Observers may think that a story by John Milius and the fiction of Homefront‘s future history would be enough to keep many interested and unbothered by somewhat dumbed down gameplay. The fact is, there are only two moments in the game when an enemy actually identifies themselves as a Korean soldier, and never speaks about the political motivations of their superiors. From that point on, the game’s enemy’s are either masked or hiding behind cover, and their national affiliation makes absolutely no difference to any elements of the game’s plot.

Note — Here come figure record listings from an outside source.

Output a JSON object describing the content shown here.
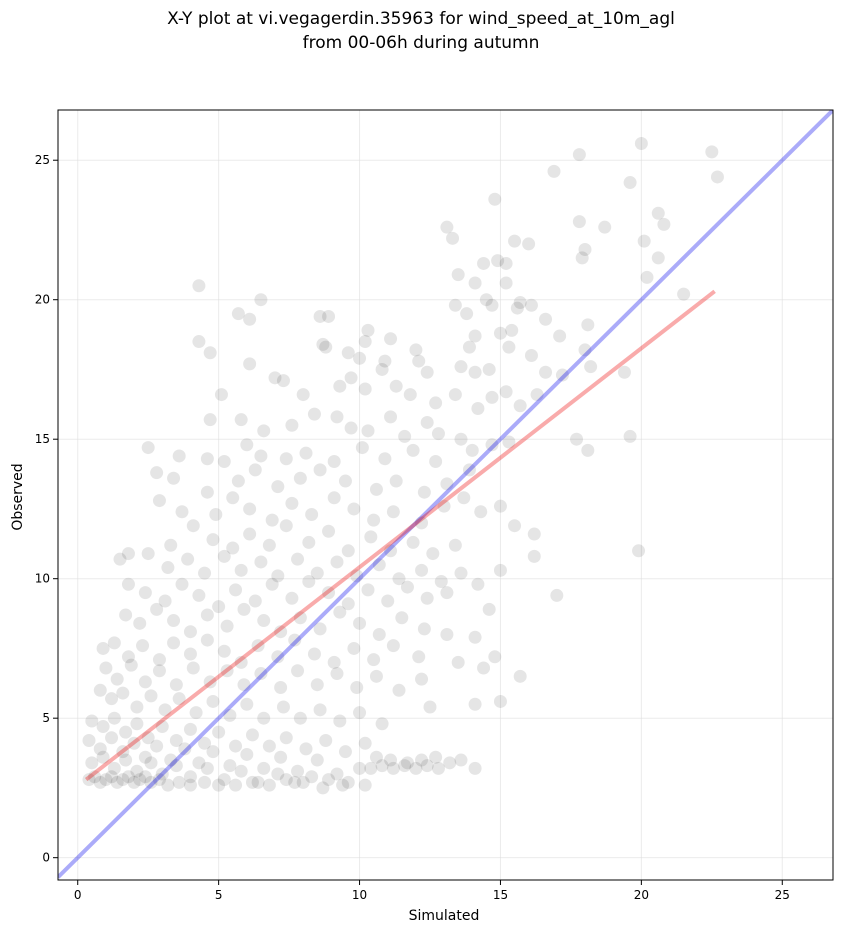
{
  "chart_data": {
    "type": "scatter",
    "title": {
      "line1": "X-Y plot at vi.vegagerdin.35963 for wind_speed_at_10m_agl",
      "line2": "from 00-06h during autumn"
    },
    "xlabel": "Simulated",
    "ylabel": "Observed",
    "xlim": [
      -0.7,
      26.8
    ],
    "ylim": [
      -0.8,
      26.8
    ],
    "x_ticks": [
      {
        "value": 0,
        "label": "0"
      },
      {
        "value": 5,
        "label": "5"
      },
      {
        "value": 10,
        "label": "10"
      },
      {
        "value": 15,
        "label": "15"
      },
      {
        "value": 20,
        "label": "20"
      },
      {
        "value": 25,
        "label": "25"
      }
    ],
    "y_ticks": [
      {
        "value": 0,
        "label": "0"
      },
      {
        "value": 5,
        "label": "5"
      },
      {
        "value": 10,
        "label": "10"
      },
      {
        "value": 15,
        "label": "15"
      },
      {
        "value": 20,
        "label": "20"
      },
      {
        "value": 25,
        "label": "25"
      }
    ],
    "grid": true,
    "colors": {
      "points": "#000000",
      "identity_line": "#0000ee",
      "regression_line": "#ee0000",
      "grid": "#dddddd"
    },
    "identity_line": {
      "x": [
        -0.7,
        26.8
      ],
      "y": [
        -0.7,
        26.8
      ]
    },
    "regression_line": {
      "x": [
        0.3,
        22.6
      ],
      "y": [
        2.8,
        20.3
      ]
    },
    "points": [
      [
        20.0,
        25.6
      ],
      [
        22.5,
        25.3
      ],
      [
        22.7,
        24.4
      ],
      [
        17.8,
        25.2
      ],
      [
        19.6,
        24.2
      ],
      [
        16.9,
        24.6
      ],
      [
        14.8,
        23.6
      ],
      [
        13.1,
        22.6
      ],
      [
        13.3,
        22.2
      ],
      [
        17.8,
        22.8
      ],
      [
        18.7,
        22.6
      ],
      [
        20.6,
        23.1
      ],
      [
        20.8,
        22.7
      ],
      [
        15.5,
        22.1
      ],
      [
        16.0,
        22.0
      ],
      [
        18.0,
        21.8
      ],
      [
        17.9,
        21.5
      ],
      [
        20.1,
        22.1
      ],
      [
        20.6,
        21.5
      ],
      [
        14.4,
        21.3
      ],
      [
        14.9,
        21.4
      ],
      [
        15.2,
        21.3
      ],
      [
        15.2,
        20.6
      ],
      [
        13.5,
        20.9
      ],
      [
        14.1,
        20.6
      ],
      [
        14.5,
        20.0
      ],
      [
        14.7,
        19.8
      ],
      [
        15.7,
        19.9
      ],
      [
        15.6,
        19.7
      ],
      [
        16.1,
        19.8
      ],
      [
        20.2,
        20.8
      ],
      [
        21.5,
        20.2
      ],
      [
        4.3,
        20.5
      ],
      [
        6.5,
        20.0
      ],
      [
        5.7,
        19.5
      ],
      [
        6.1,
        19.3
      ],
      [
        8.6,
        19.4
      ],
      [
        8.9,
        19.4
      ],
      [
        10.3,
        18.9
      ],
      [
        10.2,
        18.5
      ],
      [
        11.1,
        18.6
      ],
      [
        8.7,
        18.4
      ],
      [
        8.8,
        18.3
      ],
      [
        4.3,
        18.5
      ],
      [
        4.7,
        18.1
      ],
      [
        13.4,
        19.8
      ],
      [
        13.8,
        19.5
      ],
      [
        14.1,
        18.7
      ],
      [
        13.9,
        18.3
      ],
      [
        15.0,
        18.8
      ],
      [
        15.4,
        18.9
      ],
      [
        16.6,
        19.3
      ],
      [
        18.1,
        19.1
      ],
      [
        17.1,
        18.7
      ],
      [
        18.0,
        18.2
      ],
      [
        19.4,
        17.4
      ],
      [
        9.6,
        18.1
      ],
      [
        10.0,
        17.9
      ],
      [
        10.9,
        17.8
      ],
      [
        10.8,
        17.5
      ],
      [
        12.0,
        18.2
      ],
      [
        12.1,
        17.8
      ],
      [
        12.4,
        17.4
      ],
      [
        13.6,
        17.6
      ],
      [
        14.1,
        17.4
      ],
      [
        14.6,
        17.5
      ],
      [
        15.3,
        18.3
      ],
      [
        16.1,
        18.0
      ],
      [
        16.6,
        17.4
      ],
      [
        17.2,
        17.3
      ],
      [
        18.2,
        17.6
      ],
      [
        6.1,
        17.7
      ],
      [
        7.0,
        17.2
      ],
      [
        7.3,
        17.1
      ],
      [
        8.0,
        16.6
      ],
      [
        9.3,
        16.9
      ],
      [
        9.7,
        17.2
      ],
      [
        10.2,
        16.8
      ],
      [
        11.3,
        16.9
      ],
      [
        11.8,
        16.6
      ],
      [
        12.7,
        16.3
      ],
      [
        13.4,
        16.6
      ],
      [
        14.2,
        16.1
      ],
      [
        14.7,
        16.5
      ],
      [
        15.2,
        16.7
      ],
      [
        15.7,
        16.2
      ],
      [
        16.3,
        16.6
      ],
      [
        5.1,
        16.6
      ],
      [
        5.8,
        15.7
      ],
      [
        4.7,
        15.7
      ],
      [
        6.6,
        15.3
      ],
      [
        7.6,
        15.5
      ],
      [
        8.4,
        15.9
      ],
      [
        9.2,
        15.8
      ],
      [
        9.7,
        15.4
      ],
      [
        10.3,
        15.3
      ],
      [
        11.1,
        15.8
      ],
      [
        11.6,
        15.1
      ],
      [
        12.4,
        15.6
      ],
      [
        12.8,
        15.2
      ],
      [
        13.6,
        15.0
      ],
      [
        14.0,
        14.6
      ],
      [
        14.7,
        14.8
      ],
      [
        15.3,
        14.9
      ],
      [
        17.7,
        15.0
      ],
      [
        18.1,
        14.6
      ],
      [
        19.6,
        15.1
      ],
      [
        2.5,
        14.7
      ],
      [
        3.6,
        14.4
      ],
      [
        4.6,
        14.3
      ],
      [
        5.2,
        14.2
      ],
      [
        6.0,
        14.8
      ],
      [
        6.5,
        14.4
      ],
      [
        7.4,
        14.3
      ],
      [
        8.1,
        14.5
      ],
      [
        9.1,
        14.2
      ],
      [
        10.1,
        14.7
      ],
      [
        10.9,
        14.3
      ],
      [
        11.9,
        14.6
      ],
      [
        12.7,
        14.2
      ],
      [
        13.9,
        13.9
      ],
      [
        2.8,
        13.8
      ],
      [
        3.4,
        13.6
      ],
      [
        4.6,
        13.1
      ],
      [
        5.7,
        13.5
      ],
      [
        6.3,
        13.9
      ],
      [
        7.1,
        13.3
      ],
      [
        7.9,
        13.6
      ],
      [
        8.6,
        13.9
      ],
      [
        9.5,
        13.5
      ],
      [
        10.6,
        13.2
      ],
      [
        11.3,
        13.5
      ],
      [
        12.3,
        13.1
      ],
      [
        13.1,
        13.4
      ],
      [
        13.7,
        12.9
      ],
      [
        14.3,
        12.4
      ],
      [
        15.0,
        12.6
      ],
      [
        2.9,
        12.8
      ],
      [
        3.7,
        12.4
      ],
      [
        4.9,
        12.3
      ],
      [
        5.5,
        12.9
      ],
      [
        6.1,
        12.5
      ],
      [
        6.9,
        12.1
      ],
      [
        7.6,
        12.7
      ],
      [
        8.3,
        12.3
      ],
      [
        9.1,
        12.9
      ],
      [
        9.8,
        12.5
      ],
      [
        10.5,
        12.1
      ],
      [
        11.2,
        12.4
      ],
      [
        12.2,
        12.0
      ],
      [
        13.0,
        12.6
      ],
      [
        15.5,
        11.9
      ],
      [
        16.2,
        11.6
      ],
      [
        3.3,
        11.2
      ],
      [
        4.1,
        11.9
      ],
      [
        4.8,
        11.4
      ],
      [
        5.5,
        11.1
      ],
      [
        6.1,
        11.6
      ],
      [
        6.8,
        11.2
      ],
      [
        7.4,
        11.9
      ],
      [
        8.2,
        11.3
      ],
      [
        8.9,
        11.7
      ],
      [
        9.6,
        11.0
      ],
      [
        10.4,
        11.5
      ],
      [
        11.1,
        11.0
      ],
      [
        11.9,
        11.3
      ],
      [
        12.6,
        10.9
      ],
      [
        13.4,
        11.2
      ],
      [
        1.5,
        10.7
      ],
      [
        1.8,
        10.9
      ],
      [
        2.5,
        10.9
      ],
      [
        3.2,
        10.4
      ],
      [
        3.9,
        10.7
      ],
      [
        4.5,
        10.2
      ],
      [
        5.2,
        10.8
      ],
      [
        5.8,
        10.3
      ],
      [
        6.5,
        10.6
      ],
      [
        7.1,
        10.1
      ],
      [
        7.8,
        10.7
      ],
      [
        8.5,
        10.2
      ],
      [
        9.2,
        10.6
      ],
      [
        9.9,
        10.1
      ],
      [
        10.7,
        10.5
      ],
      [
        11.4,
        10.0
      ],
      [
        12.2,
        10.3
      ],
      [
        12.9,
        9.9
      ],
      [
        13.6,
        10.2
      ],
      [
        15.0,
        10.3
      ],
      [
        16.2,
        10.8
      ],
      [
        19.9,
        11.0
      ],
      [
        1.8,
        9.8
      ],
      [
        2.4,
        9.5
      ],
      [
        3.1,
        9.2
      ],
      [
        3.7,
        9.8
      ],
      [
        4.3,
        9.4
      ],
      [
        5.0,
        9.0
      ],
      [
        5.6,
        9.6
      ],
      [
        6.3,
        9.2
      ],
      [
        6.9,
        9.8
      ],
      [
        7.6,
        9.3
      ],
      [
        8.2,
        9.9
      ],
      [
        8.9,
        9.5
      ],
      [
        9.6,
        9.1
      ],
      [
        10.3,
        9.6
      ],
      [
        11.0,
        9.2
      ],
      [
        11.7,
        9.7
      ],
      [
        12.4,
        9.3
      ],
      [
        13.1,
        9.5
      ],
      [
        14.2,
        9.8
      ],
      [
        14.6,
        8.9
      ],
      [
        17.0,
        9.4
      ],
      [
        1.7,
        8.7
      ],
      [
        2.2,
        8.4
      ],
      [
        2.8,
        8.9
      ],
      [
        3.4,
        8.5
      ],
      [
        4.0,
        8.1
      ],
      [
        4.6,
        8.7
      ],
      [
        5.3,
        8.3
      ],
      [
        5.9,
        8.9
      ],
      [
        6.6,
        8.5
      ],
      [
        7.2,
        8.1
      ],
      [
        7.9,
        8.6
      ],
      [
        8.6,
        8.2
      ],
      [
        9.3,
        8.8
      ],
      [
        10.0,
        8.4
      ],
      [
        10.7,
        8.0
      ],
      [
        11.5,
        8.6
      ],
      [
        12.3,
        8.2
      ],
      [
        13.1,
        8.0
      ],
      [
        14.1,
        7.9
      ],
      [
        0.9,
        7.5
      ],
      [
        1.3,
        7.7
      ],
      [
        1.8,
        7.2
      ],
      [
        2.3,
        7.6
      ],
      [
        2.9,
        7.1
      ],
      [
        3.4,
        7.7
      ],
      [
        4.0,
        7.3
      ],
      [
        4.6,
        7.8
      ],
      [
        5.2,
        7.4
      ],
      [
        5.8,
        7.0
      ],
      [
        6.4,
        7.6
      ],
      [
        7.1,
        7.2
      ],
      [
        7.7,
        7.8
      ],
      [
        8.4,
        7.3
      ],
      [
        9.1,
        7.0
      ],
      [
        9.8,
        7.5
      ],
      [
        10.5,
        7.1
      ],
      [
        11.2,
        7.6
      ],
      [
        12.1,
        7.2
      ],
      [
        13.5,
        7.0
      ],
      [
        14.8,
        7.2
      ],
      [
        1.0,
        6.8
      ],
      [
        1.4,
        6.4
      ],
      [
        1.9,
        6.9
      ],
      [
        2.4,
        6.3
      ],
      [
        2.9,
        6.7
      ],
      [
        3.5,
        6.2
      ],
      [
        4.1,
        6.8
      ],
      [
        4.7,
        6.3
      ],
      [
        5.3,
        6.7
      ],
      [
        5.9,
        6.2
      ],
      [
        6.5,
        6.6
      ],
      [
        7.2,
        6.1
      ],
      [
        7.8,
        6.7
      ],
      [
        8.5,
        6.2
      ],
      [
        9.2,
        6.6
      ],
      [
        9.9,
        6.1
      ],
      [
        10.6,
        6.5
      ],
      [
        11.4,
        6.0
      ],
      [
        12.2,
        6.4
      ],
      [
        14.4,
        6.8
      ],
      [
        15.7,
        6.5
      ],
      [
        0.8,
        6.0
      ],
      [
        1.2,
        5.7
      ],
      [
        1.6,
        5.9
      ],
      [
        2.1,
        5.4
      ],
      [
        2.6,
        5.8
      ],
      [
        3.1,
        5.3
      ],
      [
        3.6,
        5.7
      ],
      [
        4.2,
        5.2
      ],
      [
        4.8,
        5.6
      ],
      [
        5.4,
        5.1
      ],
      [
        6.0,
        5.5
      ],
      [
        6.6,
        5.0
      ],
      [
        7.3,
        5.4
      ],
      [
        7.9,
        5.0
      ],
      [
        8.6,
        5.3
      ],
      [
        9.3,
        4.9
      ],
      [
        10.0,
        5.2
      ],
      [
        10.8,
        4.8
      ],
      [
        12.5,
        5.4
      ],
      [
        14.1,
        5.5
      ],
      [
        15.0,
        5.6
      ],
      [
        0.5,
        4.9
      ],
      [
        0.9,
        4.7
      ],
      [
        1.3,
        5.0
      ],
      [
        1.7,
        4.5
      ],
      [
        2.1,
        4.8
      ],
      [
        2.5,
        4.3
      ],
      [
        3.0,
        4.7
      ],
      [
        3.5,
        4.2
      ],
      [
        4.0,
        4.6
      ],
      [
        4.5,
        4.1
      ],
      [
        5.0,
        4.5
      ],
      [
        5.6,
        4.0
      ],
      [
        6.2,
        4.4
      ],
      [
        6.8,
        4.0
      ],
      [
        7.4,
        4.3
      ],
      [
        8.1,
        3.9
      ],
      [
        8.8,
        4.2
      ],
      [
        9.5,
        3.8
      ],
      [
        10.2,
        4.1
      ],
      [
        0.4,
        4.2
      ],
      [
        0.8,
        3.9
      ],
      [
        1.2,
        4.3
      ],
      [
        1.6,
        3.8
      ],
      [
        2.0,
        4.1
      ],
      [
        2.4,
        3.6
      ],
      [
        2.8,
        4.0
      ],
      [
        3.3,
        3.5
      ],
      [
        3.8,
        3.9
      ],
      [
        4.3,
        3.4
      ],
      [
        4.8,
        3.8
      ],
      [
        5.4,
        3.3
      ],
      [
        6.0,
        3.7
      ],
      [
        6.6,
        3.2
      ],
      [
        7.2,
        3.6
      ],
      [
        7.8,
        3.1
      ],
      [
        8.5,
        3.5
      ],
      [
        9.2,
        3.0
      ],
      [
        0.5,
        3.4
      ],
      [
        0.9,
        3.6
      ],
      [
        1.3,
        3.2
      ],
      [
        1.7,
        3.5
      ],
      [
        2.1,
        3.1
      ],
      [
        2.6,
        3.4
      ],
      [
        3.0,
        3.0
      ],
      [
        3.5,
        3.3
      ],
      [
        4.0,
        2.9
      ],
      [
        4.6,
        3.2
      ],
      [
        5.2,
        2.8
      ],
      [
        5.8,
        3.1
      ],
      [
        6.4,
        2.7
      ],
      [
        7.1,
        3.0
      ],
      [
        7.7,
        2.7
      ],
      [
        8.3,
        2.9
      ],
      [
        8.9,
        2.8
      ],
      [
        9.6,
        2.7
      ],
      [
        10.2,
        2.6
      ],
      [
        0.4,
        2.8
      ],
      [
        0.6,
        2.9
      ],
      [
        0.8,
        2.7
      ],
      [
        1.0,
        2.8
      ],
      [
        1.2,
        2.9
      ],
      [
        1.4,
        2.7
      ],
      [
        1.6,
        2.8
      ],
      [
        1.8,
        2.9
      ],
      [
        2.0,
        2.7
      ],
      [
        2.2,
        2.8
      ],
      [
        2.4,
        2.9
      ],
      [
        2.6,
        2.7
      ],
      [
        2.9,
        2.8
      ],
      [
        3.2,
        2.6
      ],
      [
        3.6,
        2.7
      ],
      [
        4.0,
        2.6
      ],
      [
        4.5,
        2.7
      ],
      [
        5.0,
        2.6
      ],
      [
        5.6,
        2.6
      ],
      [
        6.2,
        2.7
      ],
      [
        6.8,
        2.6
      ],
      [
        7.4,
        2.8
      ],
      [
        8.0,
        2.7
      ],
      [
        8.7,
        2.5
      ],
      [
        9.4,
        2.6
      ],
      [
        10.0,
        3.2
      ],
      [
        10.4,
        3.2
      ],
      [
        10.8,
        3.3
      ],
      [
        11.2,
        3.2
      ],
      [
        11.6,
        3.3
      ],
      [
        12.0,
        3.2
      ],
      [
        12.4,
        3.3
      ],
      [
        12.8,
        3.2
      ],
      [
        13.2,
        3.4
      ],
      [
        13.6,
        3.5
      ],
      [
        14.1,
        3.2
      ],
      [
        10.6,
        3.6
      ],
      [
        11.1,
        3.5
      ],
      [
        11.7,
        3.4
      ],
      [
        12.2,
        3.5
      ],
      [
        12.7,
        3.6
      ]
    ]
  }
}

The notion seems insane considering how much time the development team apparently put into framing North Korea as America’s perfect enemy, but most players will have little chance of differentiating Homefront‘s KPA from Killzone‘s Helghast. The player’s story turns from one of survival and revenge into saving his own skin, with one of the most forced climaxes in recent memory being tacked on for even more explosions. So while players may have initially been driven to defend their neighbors and children, they’re likely to instead feel pulled along for the ride by the final mission.

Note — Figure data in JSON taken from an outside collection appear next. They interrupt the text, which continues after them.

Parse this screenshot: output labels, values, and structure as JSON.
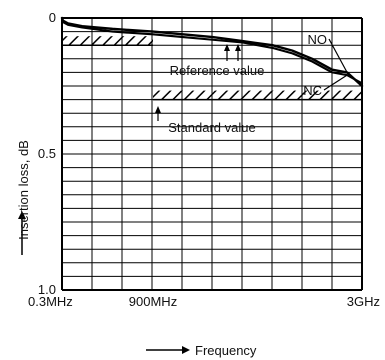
{
  "chart_data": {
    "type": "line",
    "ylabel": "Insertion loss, dB",
    "xlabel": "Frequency",
    "xticks": [
      {
        "label": "0.3MHz",
        "value": 0.3
      },
      {
        "label": "900MHz",
        "value": 900
      },
      {
        "label": "3GHz",
        "value": 3000
      }
    ],
    "yticks": [
      {
        "label": "0",
        "value": 0
      },
      {
        "label": "0.5",
        "value": 0.5
      },
      {
        "label": "1.0",
        "value": 1.0
      }
    ],
    "ylim": [
      0,
      1.0
    ],
    "yaxis_inverted": true,
    "series": [
      {
        "name": "NO",
        "x": [
          0.3,
          10,
          60,
          200,
          500,
          900,
          1200,
          1500,
          1800,
          2100,
          2300,
          2500,
          2700,
          2850,
          3000
        ],
        "y": [
          0.0,
          0.01,
          0.02,
          0.03,
          0.04,
          0.05,
          0.06,
          0.07,
          0.085,
          0.1,
          0.12,
          0.15,
          0.19,
          0.2,
          0.25
        ]
      },
      {
        "name": "NC",
        "x": [
          0.3,
          10,
          60,
          200,
          500,
          900,
          1200,
          1500,
          1800,
          2100,
          2300,
          2500,
          2700,
          2850,
          3000
        ],
        "y": [
          0.0,
          0.015,
          0.025,
          0.035,
          0.05,
          0.06,
          0.07,
          0.08,
          0.09,
          0.11,
          0.13,
          0.16,
          0.2,
          0.21,
          0.24
        ]
      }
    ],
    "reference": {
      "label": "Reference value",
      "x_start": 0.3,
      "x_end": 900,
      "y": 0.1
    },
    "standard": {
      "label": "Standard value",
      "x_start": 900,
      "x_end": 3000,
      "y": 0.3
    },
    "grid": true
  }
}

Homefront came under some serious criticism recently when it was revealed that the main campaign lasted only 5 hours, and there’s no getting around the fact: the game only contains less than 10 missions in total. While initially defending the assumption based on differing playstyles from gamer to gamer, I owe the critics an apology. Even with several mind-numbingly obtuse mission hurdles along the way, this reviewer finished Homefront’s singleplayer campaign in 4 hours. In all honesty, less than 4. Not even the countless invisible walls of the game’s levels could stop me.

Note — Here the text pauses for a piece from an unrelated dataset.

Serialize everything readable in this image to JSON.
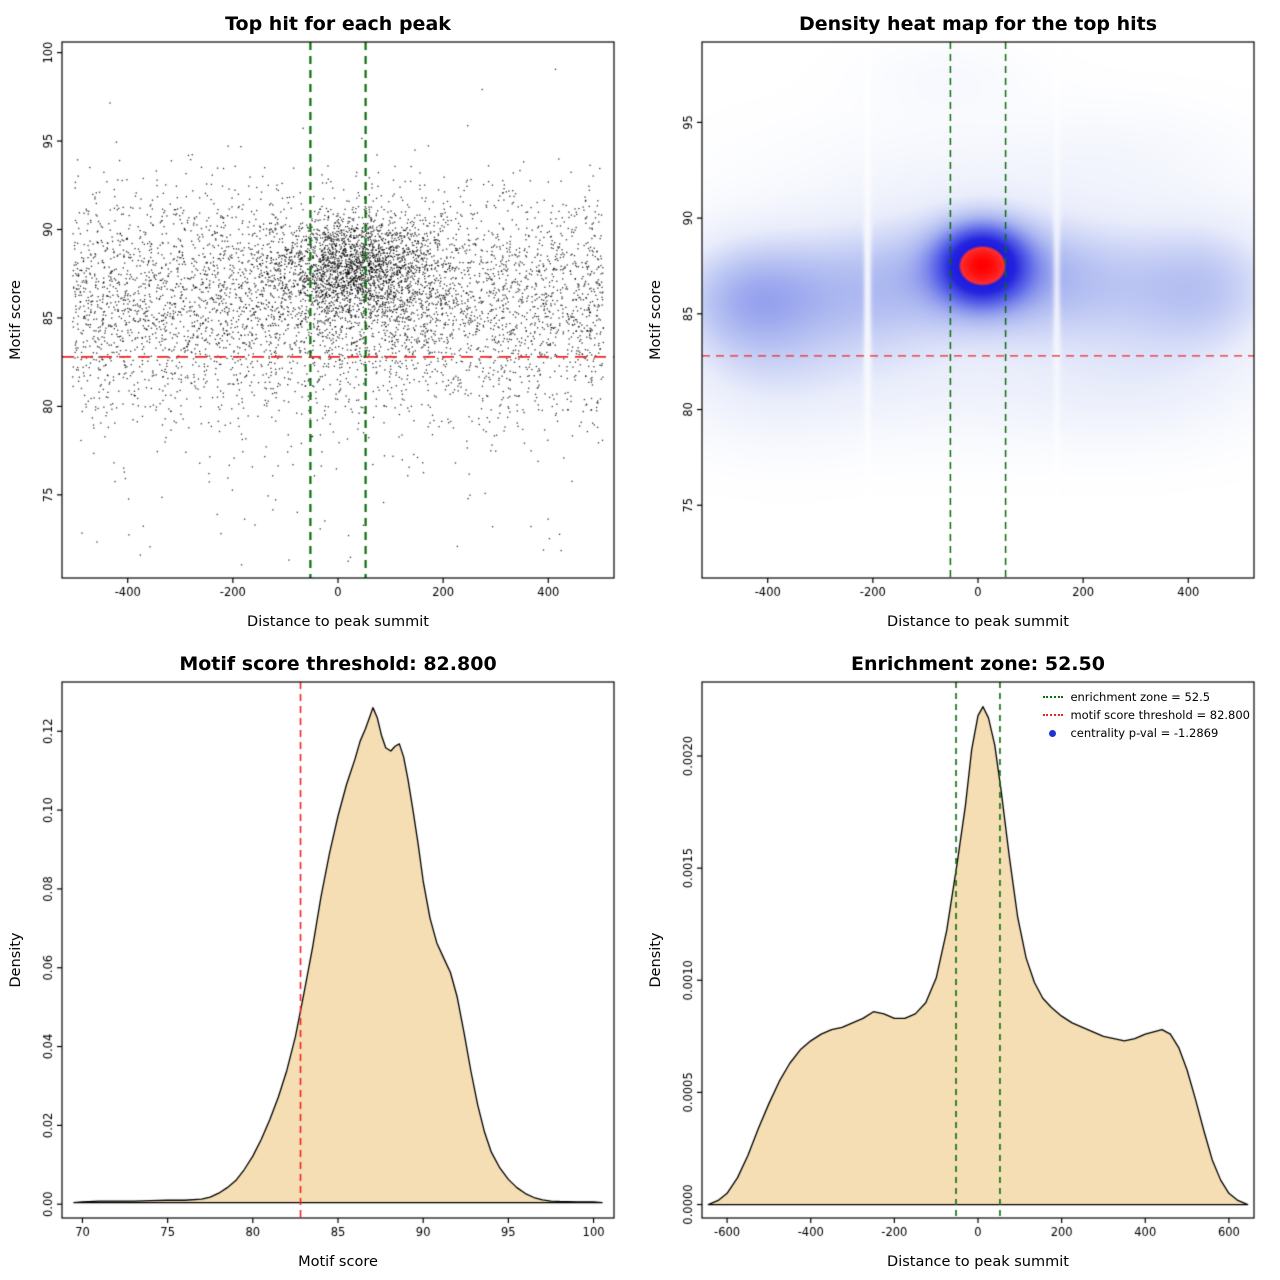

That’s not to say that a short campaign can’t be incredibly satisfying, but a game that tries to be two different things within such a short window give anything but a full experience.
Whether it was Kaos attempting to give shooter fans both hard-hitting drama and industry-standard ‘always cranked to eleven’ firefights, or pressure from THQ to get as close to Black Ops‘ blockbuster performance as possible, Homefront falls short of most of its goals.
In discussing a potential sequel to Homefront, Kaos Studio’s General Manager voiced his thought that the game combined both storytelling moments and combat moments, which is true. The story was an interesting one, but with the developers abandoning the substance of it in favor of action halfway through the game, Homefront ultimately fails to accomplish either. You see, it’s not that they only had half a game’s worth of each, it’s that they completely forgot about one of them halfway through.
The result is a game that stirs up serious emotions, but never sees them through to any resolution. It’s also a game that recreates the action of other successful properties, but fails to achieve the same level of refinement, and offers nothing new to the gameplay.
Homefront also comes with an online multiplayer, available to anyone willing to buy the game new or purchase an online pass. THQ is allowing players who don’t purchase or redeem an online pass to take part in multiplayer, but prohibiting them from advancing beyond level 5 experience.
The multiplayer modes of Homefront are competently-designed, and include a fair bit of carnage after some leveling, but that may not save the game from being tossed aside. As basically a lesser CoD title that includes vehicles, it stands to reason that most shooter fans would simply stick with Black Ops, Modern Warfare 2 or wait for Battlefield 3 to arrive.
Don’t get us wrong: those who loved Black Ops will find things to like in Homefront, since the combat itself isn’t lacking in any drastic ways. But Kaos never said they were going to inject some story and maturity into a popular shooter; they promised us a completely different, completely-realized dramatic experience.
So while Kaos may have produced a very good shooter with some seriously inspired story, the finished product never reaches the heights expected by its many champions. Because of that, Homefront will likely turn out to be a disappointment to those hoping for something other than a good shooter.